- Born: 1963 (age 62–63) El Paso, Texas, United States
- Known for: Painting, Drawing, Printmaking, Sculpture, Site-specific installation
- Awards: The Aldrich Contemporary Art Museum Emerging Artist Award

= Paul Henry Ramirez =

American contemporary artist

Paul Henry Ramirez (born 1963 in El Paso, Texas, U.S.) is an American contemporary artist known for his biomorphic abstractionist paintings. As his figural based paintings evolved to include geometrics, in 2010, Ramirez coined the term "biogeomorphic abstraction" to describe his own bold painting style, a fusion of biomorphic and geometric forms. He also gained notability for his site-specific installations as his paintings began to expand outside the confines of the canvas edges onto the walls of the gallery space. These site-specific installations gradually evolved to encompass the whole gallery space, creating a full environmental experience. Donald Kuspit, scholar and art critic, describes Ramirez as “an important new kind of abstract painter . . . an abstractionist playing with color and form to exciting imaginative effect.”

==Work==
Ramirez began creating site-specific installations in 1994, combining drawings, paintings, objects, sculpture, music, dance, and furniture in dialogue with architectural space and architectural elements, sometimes in collaboration with sound designers, dance choreographers, costume designers, and furniture designers. His "total environments" are intended to invite viewers to experience in addition to observe, to feel as if “they are coming into the belly of a painting” as they enter his world — his installation.
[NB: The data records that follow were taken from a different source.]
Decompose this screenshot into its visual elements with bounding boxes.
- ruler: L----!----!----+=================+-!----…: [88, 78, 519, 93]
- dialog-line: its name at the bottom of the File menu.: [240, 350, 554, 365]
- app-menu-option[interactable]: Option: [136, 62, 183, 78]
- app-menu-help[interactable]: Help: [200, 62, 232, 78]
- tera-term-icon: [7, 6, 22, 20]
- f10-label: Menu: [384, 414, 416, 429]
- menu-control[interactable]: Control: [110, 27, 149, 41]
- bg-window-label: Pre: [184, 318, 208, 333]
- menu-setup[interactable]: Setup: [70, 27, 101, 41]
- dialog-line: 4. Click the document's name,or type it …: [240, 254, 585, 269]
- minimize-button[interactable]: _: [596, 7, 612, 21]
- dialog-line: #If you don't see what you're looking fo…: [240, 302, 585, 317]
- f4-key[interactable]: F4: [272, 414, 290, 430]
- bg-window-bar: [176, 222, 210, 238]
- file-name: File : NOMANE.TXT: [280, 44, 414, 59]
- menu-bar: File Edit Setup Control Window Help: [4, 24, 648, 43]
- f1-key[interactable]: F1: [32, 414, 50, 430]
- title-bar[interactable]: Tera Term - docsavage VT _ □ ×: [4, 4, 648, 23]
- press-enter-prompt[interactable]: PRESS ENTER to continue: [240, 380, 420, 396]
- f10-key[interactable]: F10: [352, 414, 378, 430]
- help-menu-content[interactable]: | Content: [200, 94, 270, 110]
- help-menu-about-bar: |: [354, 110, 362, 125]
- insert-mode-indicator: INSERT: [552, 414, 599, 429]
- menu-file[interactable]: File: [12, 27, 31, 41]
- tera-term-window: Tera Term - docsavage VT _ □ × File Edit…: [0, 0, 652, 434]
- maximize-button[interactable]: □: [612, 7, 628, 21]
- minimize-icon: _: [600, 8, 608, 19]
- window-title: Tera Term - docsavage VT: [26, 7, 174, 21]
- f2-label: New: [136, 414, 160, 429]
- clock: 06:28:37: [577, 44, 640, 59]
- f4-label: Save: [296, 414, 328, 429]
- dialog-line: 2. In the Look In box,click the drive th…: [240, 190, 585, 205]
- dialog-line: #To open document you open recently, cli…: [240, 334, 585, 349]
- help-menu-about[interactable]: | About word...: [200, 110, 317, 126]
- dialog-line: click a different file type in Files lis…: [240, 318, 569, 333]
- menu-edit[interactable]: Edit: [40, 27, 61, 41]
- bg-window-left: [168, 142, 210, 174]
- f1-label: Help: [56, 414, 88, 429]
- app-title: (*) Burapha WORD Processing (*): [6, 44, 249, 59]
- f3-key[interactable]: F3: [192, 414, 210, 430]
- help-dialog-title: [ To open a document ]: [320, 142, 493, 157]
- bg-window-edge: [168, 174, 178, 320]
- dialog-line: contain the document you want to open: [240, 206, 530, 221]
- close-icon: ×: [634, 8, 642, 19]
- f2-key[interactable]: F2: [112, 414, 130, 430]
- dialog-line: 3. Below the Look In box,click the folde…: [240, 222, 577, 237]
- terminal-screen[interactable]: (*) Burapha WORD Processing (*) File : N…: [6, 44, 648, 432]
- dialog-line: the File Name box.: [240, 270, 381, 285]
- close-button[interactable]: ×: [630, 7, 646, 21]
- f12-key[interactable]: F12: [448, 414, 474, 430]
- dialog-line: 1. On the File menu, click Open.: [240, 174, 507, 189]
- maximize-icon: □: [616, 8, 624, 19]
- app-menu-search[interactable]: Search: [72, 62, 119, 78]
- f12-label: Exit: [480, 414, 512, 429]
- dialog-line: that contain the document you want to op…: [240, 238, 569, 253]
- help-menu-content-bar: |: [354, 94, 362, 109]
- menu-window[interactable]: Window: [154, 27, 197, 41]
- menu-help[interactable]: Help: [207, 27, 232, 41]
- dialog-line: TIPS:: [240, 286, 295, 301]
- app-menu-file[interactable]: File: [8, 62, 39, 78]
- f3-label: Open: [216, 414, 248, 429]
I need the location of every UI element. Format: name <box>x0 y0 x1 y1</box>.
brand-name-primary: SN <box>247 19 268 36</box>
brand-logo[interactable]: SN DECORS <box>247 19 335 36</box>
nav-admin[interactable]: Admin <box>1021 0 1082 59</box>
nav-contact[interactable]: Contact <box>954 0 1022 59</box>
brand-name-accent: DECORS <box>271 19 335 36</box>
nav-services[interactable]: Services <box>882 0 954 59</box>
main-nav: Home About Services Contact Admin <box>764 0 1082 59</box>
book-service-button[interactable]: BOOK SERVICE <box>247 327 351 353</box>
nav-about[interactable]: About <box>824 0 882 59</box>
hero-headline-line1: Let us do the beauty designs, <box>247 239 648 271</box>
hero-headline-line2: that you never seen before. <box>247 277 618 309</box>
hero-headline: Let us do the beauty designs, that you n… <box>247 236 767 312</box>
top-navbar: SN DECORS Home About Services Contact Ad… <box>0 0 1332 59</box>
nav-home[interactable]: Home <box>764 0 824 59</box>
These were first featured in New York City alternative exhibition spaces including the Drawing Center (1994), Clock Tower Gallery (1995) and Franklin Furnace (1995); and at Caren Golden Fine Art, New York (1998).

==Career==
Ramirez moved from his native Texas to New Jersey in 1985, then to New York City a few years later to design window and interior displays for retailers Henri Bendel, Charivari, and Takashimaya. In 1994, he set up a studio in the Greenpoint neighborhood of Brooklyn, NY, later moving his studio to the Motor Arts Building studio complex at the Grounds For Sculpture, Hamilton, New Jersey. He is represented by Ryan Lee Gallery, New York.

==Collections==
Ramirez's work can be found in the permanent collections of the Austin Museum of Art, Corcoran Gallery of Art, Crocker Art Museum, El Paso Museum of Art, Hammer Museum, Hirshhorn Museum, Kresge Art Museum, Newark Museum, Smithsonian American Art Museum, Smithsonian’s National Air and Space Museum, Tarble Arts Center, The Hyde Collection, and Whitney Museum of American Art.